La pathogénicité dépend du micro-organisme concerné et de la quantité ingérée. En règle générale, les virus sont les plus pathogènes. Quelques dizaines de virus, comme les adénovirus, les rotavirus ou les virus de l’hépatite A, suffisent à provoquer une maladie aiguë. Les « deux parasites » sont également très pathogènes, mais moins que les virus précédemment mentionnés. La plupart des bactéries pathogènes, comme les salmonelles et les E. coli, sont légèrement moins pathogènes.
En réalité, quelle que soit son origine (eaux souterraines ou de surface), une eau n’est pas stérile et la plupart des micro-organismes qu’elle contient sont inoffensifs pour l’homme. Ainsi, ces micro-organismes voyagent avec l’eau et certaines espèces parviennent même jusqu’à nos robinets, malgré les traitements de potabilisation. Bien que la plupart de ces micro-organismes soient encore méconnus, nous savons désormais qu’ils sont présents en grande quantité dans l’eau que nous consommons quotidiennement.
10-100
Une étude[4] estime entre 10 et 100 millions le nombre de micro-organismes par litre dans une eau potable !
Cette étude[4] a en effet révélé que certains micro-organismes pouvaient subsister et se multiplier dans l’eau potable, même après avoir subi les traitements habituels (filtration, sédimentation, désinfection et floculation) réalisés dans les usines de traitement conventionnelles. On y a dénombré une concentration de bactéries estimée entre 10⁶ et 10⁸ par litre. L’objectif de cette étude était d’examiner la composition du microbiote de l’eau de quatre robinets domestiques et de douze fontaines publiques alimentées par le réseau municipal de Parme, en Italie, puis de la comparer à celle du microbiote intestinal des habitants consommant quotidiennement l’une de ces eaux. On y découvre notamment que l’eau potable véhicule une incroyable diversité de micro-organismes (voir l’image ci-dessous).
Que nous révèle cette étude ?
→ Microbiote de l’eau : grâce aux techniques de séquençage de nouvelle génération, il a été possible d’identifier une grande diversité bactérienne dans chaque échantillon d’eau (⚠️ la plupart des bactéries présentes dans l’eau potable sont non cultivables et ne pouvaient pas être détectées par les méthodes précédentes), et de déterminer les espèces les plus représentatives de ce microbiote. Parmi celles-ci, Sphingomonas ursincola et Blastomonas fulva étaient les plus répandues, présentes dans 13 des 16 échantillons. Mais les résultats ont surtout révélé la présence d’ADN appartenant à des espèces bactériennes inconnues, appelées « matière noire microbienne », qui constituent le plus gros du microbiote de l’eau (environ 84 % !). L’eau, qui plus est lorsqu’elle est froide, est donc loin d’avoir livré tous ses secrets !
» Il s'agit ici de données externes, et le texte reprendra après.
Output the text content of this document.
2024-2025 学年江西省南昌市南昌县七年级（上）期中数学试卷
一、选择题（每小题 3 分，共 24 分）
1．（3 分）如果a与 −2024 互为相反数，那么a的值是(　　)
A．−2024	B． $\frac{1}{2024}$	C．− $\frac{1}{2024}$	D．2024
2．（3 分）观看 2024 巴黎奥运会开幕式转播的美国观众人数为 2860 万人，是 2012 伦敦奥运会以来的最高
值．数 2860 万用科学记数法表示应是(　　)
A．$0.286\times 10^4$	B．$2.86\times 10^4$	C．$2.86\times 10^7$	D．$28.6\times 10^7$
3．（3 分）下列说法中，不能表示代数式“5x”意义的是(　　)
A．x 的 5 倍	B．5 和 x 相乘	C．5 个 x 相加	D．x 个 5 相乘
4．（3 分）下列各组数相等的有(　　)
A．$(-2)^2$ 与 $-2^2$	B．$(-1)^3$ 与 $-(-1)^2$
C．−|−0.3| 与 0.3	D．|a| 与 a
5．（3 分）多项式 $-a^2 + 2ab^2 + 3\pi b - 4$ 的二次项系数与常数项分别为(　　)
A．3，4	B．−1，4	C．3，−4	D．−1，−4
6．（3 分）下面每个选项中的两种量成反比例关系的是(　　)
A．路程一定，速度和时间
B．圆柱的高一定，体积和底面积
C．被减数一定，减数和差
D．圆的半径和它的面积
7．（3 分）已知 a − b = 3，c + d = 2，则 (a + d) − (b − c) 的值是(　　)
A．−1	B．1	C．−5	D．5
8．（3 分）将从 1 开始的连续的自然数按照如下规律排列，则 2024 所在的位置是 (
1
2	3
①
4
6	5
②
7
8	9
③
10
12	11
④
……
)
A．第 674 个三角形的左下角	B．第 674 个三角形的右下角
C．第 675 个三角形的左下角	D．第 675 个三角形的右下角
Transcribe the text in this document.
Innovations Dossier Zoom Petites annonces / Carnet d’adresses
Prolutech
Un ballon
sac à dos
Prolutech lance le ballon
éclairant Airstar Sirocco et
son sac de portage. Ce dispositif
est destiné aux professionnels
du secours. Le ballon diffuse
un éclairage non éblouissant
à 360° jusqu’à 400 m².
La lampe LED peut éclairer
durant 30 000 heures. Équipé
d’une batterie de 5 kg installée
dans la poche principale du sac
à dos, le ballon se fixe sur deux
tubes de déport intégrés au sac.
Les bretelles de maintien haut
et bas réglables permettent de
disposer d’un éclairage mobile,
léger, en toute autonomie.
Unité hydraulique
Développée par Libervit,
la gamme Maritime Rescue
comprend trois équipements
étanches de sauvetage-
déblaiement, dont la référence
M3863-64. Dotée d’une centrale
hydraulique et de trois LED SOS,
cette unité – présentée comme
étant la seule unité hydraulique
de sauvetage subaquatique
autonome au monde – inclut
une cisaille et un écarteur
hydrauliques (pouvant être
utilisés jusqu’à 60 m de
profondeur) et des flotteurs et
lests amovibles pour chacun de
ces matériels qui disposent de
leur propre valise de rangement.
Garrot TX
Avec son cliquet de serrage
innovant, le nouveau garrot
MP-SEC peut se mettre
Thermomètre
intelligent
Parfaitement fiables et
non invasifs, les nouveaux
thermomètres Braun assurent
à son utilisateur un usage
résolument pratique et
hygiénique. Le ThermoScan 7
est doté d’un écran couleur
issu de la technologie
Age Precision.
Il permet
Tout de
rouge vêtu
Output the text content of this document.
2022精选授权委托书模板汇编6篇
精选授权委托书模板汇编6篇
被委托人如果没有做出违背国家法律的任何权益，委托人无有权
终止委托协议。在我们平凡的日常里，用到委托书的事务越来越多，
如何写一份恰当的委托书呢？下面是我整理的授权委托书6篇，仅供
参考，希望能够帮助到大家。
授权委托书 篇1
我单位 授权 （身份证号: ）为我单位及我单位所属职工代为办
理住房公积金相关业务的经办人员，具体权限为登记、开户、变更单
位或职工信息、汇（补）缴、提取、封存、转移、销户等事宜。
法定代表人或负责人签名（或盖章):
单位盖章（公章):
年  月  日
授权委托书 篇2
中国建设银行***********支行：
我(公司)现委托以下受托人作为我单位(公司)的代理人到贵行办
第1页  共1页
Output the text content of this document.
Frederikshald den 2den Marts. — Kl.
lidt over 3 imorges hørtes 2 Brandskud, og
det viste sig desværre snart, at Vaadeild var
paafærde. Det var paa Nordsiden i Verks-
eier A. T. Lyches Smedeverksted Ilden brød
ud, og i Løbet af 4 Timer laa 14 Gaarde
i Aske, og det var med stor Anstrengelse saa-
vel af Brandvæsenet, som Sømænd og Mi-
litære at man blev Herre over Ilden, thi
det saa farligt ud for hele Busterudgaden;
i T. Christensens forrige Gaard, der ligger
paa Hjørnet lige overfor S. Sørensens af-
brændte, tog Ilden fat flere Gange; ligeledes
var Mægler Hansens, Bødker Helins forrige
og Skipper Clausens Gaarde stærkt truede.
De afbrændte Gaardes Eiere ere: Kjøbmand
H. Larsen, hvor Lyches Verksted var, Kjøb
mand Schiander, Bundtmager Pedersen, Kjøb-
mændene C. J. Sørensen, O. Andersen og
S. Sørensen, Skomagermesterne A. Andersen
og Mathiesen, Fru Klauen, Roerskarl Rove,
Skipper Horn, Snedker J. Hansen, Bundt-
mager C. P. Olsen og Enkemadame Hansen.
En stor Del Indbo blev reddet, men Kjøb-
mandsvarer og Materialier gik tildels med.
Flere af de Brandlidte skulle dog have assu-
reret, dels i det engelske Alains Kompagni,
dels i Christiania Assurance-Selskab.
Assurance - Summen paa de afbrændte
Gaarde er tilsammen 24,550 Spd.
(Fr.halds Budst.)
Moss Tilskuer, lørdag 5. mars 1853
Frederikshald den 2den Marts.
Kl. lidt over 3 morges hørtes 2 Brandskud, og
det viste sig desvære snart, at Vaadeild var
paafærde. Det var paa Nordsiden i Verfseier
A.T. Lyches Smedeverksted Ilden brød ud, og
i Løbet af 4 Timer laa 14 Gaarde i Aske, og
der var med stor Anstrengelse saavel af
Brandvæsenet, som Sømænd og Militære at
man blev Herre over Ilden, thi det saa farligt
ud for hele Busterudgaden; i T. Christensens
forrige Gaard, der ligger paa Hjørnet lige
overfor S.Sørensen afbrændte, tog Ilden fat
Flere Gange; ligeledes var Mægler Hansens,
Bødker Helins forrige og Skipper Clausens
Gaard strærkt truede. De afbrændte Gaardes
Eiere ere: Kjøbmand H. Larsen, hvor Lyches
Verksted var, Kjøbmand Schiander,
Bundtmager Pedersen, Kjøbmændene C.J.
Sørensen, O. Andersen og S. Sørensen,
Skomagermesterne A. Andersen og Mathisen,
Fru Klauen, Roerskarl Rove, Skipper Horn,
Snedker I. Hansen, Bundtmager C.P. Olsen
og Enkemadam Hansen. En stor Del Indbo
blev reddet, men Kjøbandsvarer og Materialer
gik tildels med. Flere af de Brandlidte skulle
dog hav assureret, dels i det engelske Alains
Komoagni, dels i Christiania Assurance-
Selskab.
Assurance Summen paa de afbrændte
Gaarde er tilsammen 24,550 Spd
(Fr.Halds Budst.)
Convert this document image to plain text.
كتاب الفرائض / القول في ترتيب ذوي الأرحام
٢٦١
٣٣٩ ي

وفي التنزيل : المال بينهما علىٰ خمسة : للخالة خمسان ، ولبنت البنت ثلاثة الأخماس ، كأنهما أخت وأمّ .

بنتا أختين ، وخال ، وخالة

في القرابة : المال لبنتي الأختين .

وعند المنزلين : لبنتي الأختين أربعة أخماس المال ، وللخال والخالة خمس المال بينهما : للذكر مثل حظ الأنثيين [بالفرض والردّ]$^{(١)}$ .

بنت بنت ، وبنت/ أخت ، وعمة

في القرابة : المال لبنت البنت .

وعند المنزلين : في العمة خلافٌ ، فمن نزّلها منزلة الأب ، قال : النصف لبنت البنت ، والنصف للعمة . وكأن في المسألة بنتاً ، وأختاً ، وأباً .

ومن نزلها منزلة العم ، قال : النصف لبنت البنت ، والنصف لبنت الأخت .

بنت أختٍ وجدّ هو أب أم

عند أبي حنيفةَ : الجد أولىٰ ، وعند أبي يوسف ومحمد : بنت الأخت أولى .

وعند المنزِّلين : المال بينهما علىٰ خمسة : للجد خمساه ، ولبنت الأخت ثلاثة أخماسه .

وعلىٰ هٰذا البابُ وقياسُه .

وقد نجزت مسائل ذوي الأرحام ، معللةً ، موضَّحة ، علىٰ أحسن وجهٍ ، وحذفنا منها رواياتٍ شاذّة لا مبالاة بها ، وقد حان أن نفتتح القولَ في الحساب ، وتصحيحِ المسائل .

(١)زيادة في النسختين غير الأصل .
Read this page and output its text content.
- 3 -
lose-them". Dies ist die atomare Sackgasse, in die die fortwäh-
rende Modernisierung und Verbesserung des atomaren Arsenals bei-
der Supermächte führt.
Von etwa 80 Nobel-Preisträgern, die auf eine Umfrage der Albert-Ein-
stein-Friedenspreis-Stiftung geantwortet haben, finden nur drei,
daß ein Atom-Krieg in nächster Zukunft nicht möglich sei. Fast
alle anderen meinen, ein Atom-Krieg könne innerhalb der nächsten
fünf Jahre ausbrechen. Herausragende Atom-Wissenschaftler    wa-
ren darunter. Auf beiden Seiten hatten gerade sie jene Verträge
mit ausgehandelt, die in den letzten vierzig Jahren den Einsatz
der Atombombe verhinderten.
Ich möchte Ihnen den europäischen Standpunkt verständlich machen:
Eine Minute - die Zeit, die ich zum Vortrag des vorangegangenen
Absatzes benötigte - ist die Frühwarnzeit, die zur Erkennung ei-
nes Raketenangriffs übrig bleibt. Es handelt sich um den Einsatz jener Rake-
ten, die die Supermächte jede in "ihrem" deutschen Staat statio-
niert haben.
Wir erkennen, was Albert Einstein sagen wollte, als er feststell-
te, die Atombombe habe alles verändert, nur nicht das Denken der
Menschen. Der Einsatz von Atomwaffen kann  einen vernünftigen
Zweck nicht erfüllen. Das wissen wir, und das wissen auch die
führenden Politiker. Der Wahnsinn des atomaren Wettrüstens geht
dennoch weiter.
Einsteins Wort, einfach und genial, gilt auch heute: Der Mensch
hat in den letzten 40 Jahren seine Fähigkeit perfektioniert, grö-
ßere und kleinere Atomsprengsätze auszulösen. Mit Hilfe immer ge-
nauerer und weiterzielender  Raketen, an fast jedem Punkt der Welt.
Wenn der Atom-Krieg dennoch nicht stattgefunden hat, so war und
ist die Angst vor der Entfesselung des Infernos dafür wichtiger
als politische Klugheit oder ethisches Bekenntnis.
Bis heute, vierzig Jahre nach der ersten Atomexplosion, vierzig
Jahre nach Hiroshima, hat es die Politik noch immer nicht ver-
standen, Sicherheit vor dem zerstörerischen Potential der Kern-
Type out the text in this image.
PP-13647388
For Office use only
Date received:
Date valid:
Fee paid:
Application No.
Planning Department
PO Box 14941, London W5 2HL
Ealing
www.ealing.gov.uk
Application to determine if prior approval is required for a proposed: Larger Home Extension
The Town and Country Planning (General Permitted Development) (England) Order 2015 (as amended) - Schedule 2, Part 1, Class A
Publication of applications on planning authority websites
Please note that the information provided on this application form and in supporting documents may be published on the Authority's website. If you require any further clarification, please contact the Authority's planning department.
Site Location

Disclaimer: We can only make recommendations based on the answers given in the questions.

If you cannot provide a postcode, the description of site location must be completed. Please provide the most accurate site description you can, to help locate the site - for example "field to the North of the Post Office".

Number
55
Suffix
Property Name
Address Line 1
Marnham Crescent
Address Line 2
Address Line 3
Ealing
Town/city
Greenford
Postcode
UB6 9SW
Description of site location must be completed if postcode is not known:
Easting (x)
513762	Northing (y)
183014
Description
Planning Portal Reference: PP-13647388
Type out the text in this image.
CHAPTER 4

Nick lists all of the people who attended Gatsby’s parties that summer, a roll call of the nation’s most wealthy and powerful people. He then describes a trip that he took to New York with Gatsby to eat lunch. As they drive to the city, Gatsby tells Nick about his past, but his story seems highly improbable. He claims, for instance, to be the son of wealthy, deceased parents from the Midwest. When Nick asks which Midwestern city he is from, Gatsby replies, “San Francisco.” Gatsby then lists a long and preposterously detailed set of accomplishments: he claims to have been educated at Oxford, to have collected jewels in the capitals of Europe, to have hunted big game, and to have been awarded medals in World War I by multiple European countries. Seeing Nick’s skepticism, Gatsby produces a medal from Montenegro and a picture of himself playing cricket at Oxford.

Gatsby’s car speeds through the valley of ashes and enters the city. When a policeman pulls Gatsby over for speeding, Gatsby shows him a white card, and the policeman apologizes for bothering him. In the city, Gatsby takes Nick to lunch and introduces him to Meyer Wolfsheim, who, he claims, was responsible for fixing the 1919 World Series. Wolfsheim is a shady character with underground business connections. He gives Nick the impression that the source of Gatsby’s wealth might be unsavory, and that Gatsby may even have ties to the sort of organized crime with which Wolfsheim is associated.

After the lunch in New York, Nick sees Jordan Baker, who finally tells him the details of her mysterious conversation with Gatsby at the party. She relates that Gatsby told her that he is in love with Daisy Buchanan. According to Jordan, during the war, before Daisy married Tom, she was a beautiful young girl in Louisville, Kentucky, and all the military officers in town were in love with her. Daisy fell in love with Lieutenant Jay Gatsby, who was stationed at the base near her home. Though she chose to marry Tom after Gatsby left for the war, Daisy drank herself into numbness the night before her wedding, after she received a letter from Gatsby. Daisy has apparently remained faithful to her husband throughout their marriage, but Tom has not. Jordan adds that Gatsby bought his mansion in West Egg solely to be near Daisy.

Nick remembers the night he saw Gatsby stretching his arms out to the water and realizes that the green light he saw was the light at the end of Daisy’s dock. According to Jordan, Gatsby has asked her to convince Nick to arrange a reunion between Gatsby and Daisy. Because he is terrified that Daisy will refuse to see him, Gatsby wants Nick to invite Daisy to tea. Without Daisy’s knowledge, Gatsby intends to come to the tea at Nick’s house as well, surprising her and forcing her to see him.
→ Du microbiote de l’eau à celui de l’intestin : compte tenu du fait que l’eau devrait représenter au minimum 2 litres de notre consommation quotidienne, il est légitime de se demander quels sont ses effets sur le microbiote intestinal. D’après les données des chercheurs :
- L’ADN de micro-organismes appartenant au microbiote des échantillons d’eau potable a pu être détecté dans les selles des consommateurs réguliers, ce qui suggère que certains micro-organismes contribuent à façonner le microbiote intestinal année après année.
- Certaines espèces bactériennes présentes dans l’eau du robinet peuvent s’installer durablement dans l’intestin, même en cas d’arrêt de sa consommation, tandis que la présence d’autres espèces est associée à une consommation continue. Ces données ont été obtenues à partir d’un individu qui a remplacé l’eau du robinet par de l’eau en bouteille (eau entièrement stérilisée) pendant deux semaines, ce qui a entraîné la disparition de certaines bactéries de son microbiote intestinal. Ces résultats devront faire l’objet d’un essai clinique impliquant un plus grand nombre de sujets afin d’être validés.
- Les auteurs de l’étude ont ainsi conclu que l’eau du robinet pouvait être un réservoir de micro-organismes qui, une fois dans l’intestin, pouvaient le coloniser, influencer le microbiote intestinal et être à l’origine d’activités métaboliques diverses associées à la santé humaine.
Focus sur le réseau d'approvisionnement en eau et l'eau en bouteille
Avec une pollution croissante, nos nappes d’eau souterraines, qui couvrent les deux tiers de la consommation d’eau potable en France, sont en danger, et cela n’est pas près de s’arranger. Les nappes souterraines reçoivent en effet des eaux de surface insuffisamment filtrées. Les nappes profondes, en revanche, sont mieux protégées et c’est là qu’il y a le plus de chances de trouver une eau de bonne qualité. Il convient toutefois de s’interroger sur l’acheminement de l’eau depuis la station de traitement jusqu’au robinet afin de comprendre son impact sur la qualité de l’eau, puis de s’intéresser à la qualité de l’eau en bouteille.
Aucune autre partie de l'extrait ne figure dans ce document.